I'm running my first race of the year in less than a fortnight. Yeah, I know - nothing wild or outrageous there.
But I'm running this race interstate. Again - neither wild nor outrageous, especially considering that the place I'm going to is Canberra and the wildest thing that happens down there is the bickering between political parties in Parliament House.
The reason that this trip is wild and outrageous is that I'm doing it BY MYSELF.
No, I didn't accidentally press caps locked at the end of that sentence. It's capitalised because travelling by myself is a big, fat, hairy deal to me.
I know that to most of you it's not something that would bother you. It's such a non-event that doing it doesn't even make you blink. But I'm not like most people. I like to think I'm special. Or should I say 'special'?
I have a interesting history with plane travel. And a lot of it involves vomiting. On the plane. And in the terminal. Some has involved being wheeled around in a wheelchair. Being upgraded to business class because I seemed so sick. All because I was nervous.
Sometimes my anxiety has me teetering on a fine wire between normality and insanity. Okay, I might have exaggerated that just a little bit but I'll do what I have to to justify using cute doggy GIFs.
I am slightly better at aeroplane travel than I used to be. Thanks in part to mind-altering drugs. I don't even actually have to take the tablets to cope. As long as they're in my handbag I can pretend that getting on a plane is really no big deal. I can sit relaxed in my chair and just go with the flow.

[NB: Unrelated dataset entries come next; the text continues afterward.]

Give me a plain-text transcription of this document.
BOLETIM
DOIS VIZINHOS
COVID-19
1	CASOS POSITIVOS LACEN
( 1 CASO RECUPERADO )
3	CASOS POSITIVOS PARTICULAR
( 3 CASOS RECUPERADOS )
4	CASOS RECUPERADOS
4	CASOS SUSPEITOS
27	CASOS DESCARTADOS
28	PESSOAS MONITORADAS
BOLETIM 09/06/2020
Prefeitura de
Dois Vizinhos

But if I'm going to be totally honest and before you all get too impressed with my feats of courage, I have to admit that I'm not going to be totally on my own. There's a small contingent of GaleForcers heading down. One of them, Elio, even gave me his flight details so I could be on the same flights after he heard that I get a wee bit nervous about flying. And on Saturday I came clean with the whole vomiting-wheelchair riding extent of it. I've got to hand it to him - I didn't even see him flinch. Either he knows a lot of other crazy ladies or his Mum brought him up so well that he's too polite to show his horror.
The reason that I like to travel with family is that they already know the extent of the crazy that happens when I get nervous. And they have to put up with it because they love me. Or maybe it's because I cook and clean for them, but I choose to think it's because they love me. Letting non-blood relatives in on the act is a totally different challenge. But I've often said that GaleForce is like my other family so I guess it's time that this other family met their crazy aunt. I'm hoping that we have so much fun on the weekend that I won't have time to be nervous. I'm hoping that it's so much fun that Bronwyn Bishop sanctions us for laughing too much (sorry I couldn't resist the political reference that only Aussie's who are current with their news will get).
And my goals for the race? To run without any pharmaceutical assistance. That's a big enough goal for the moment.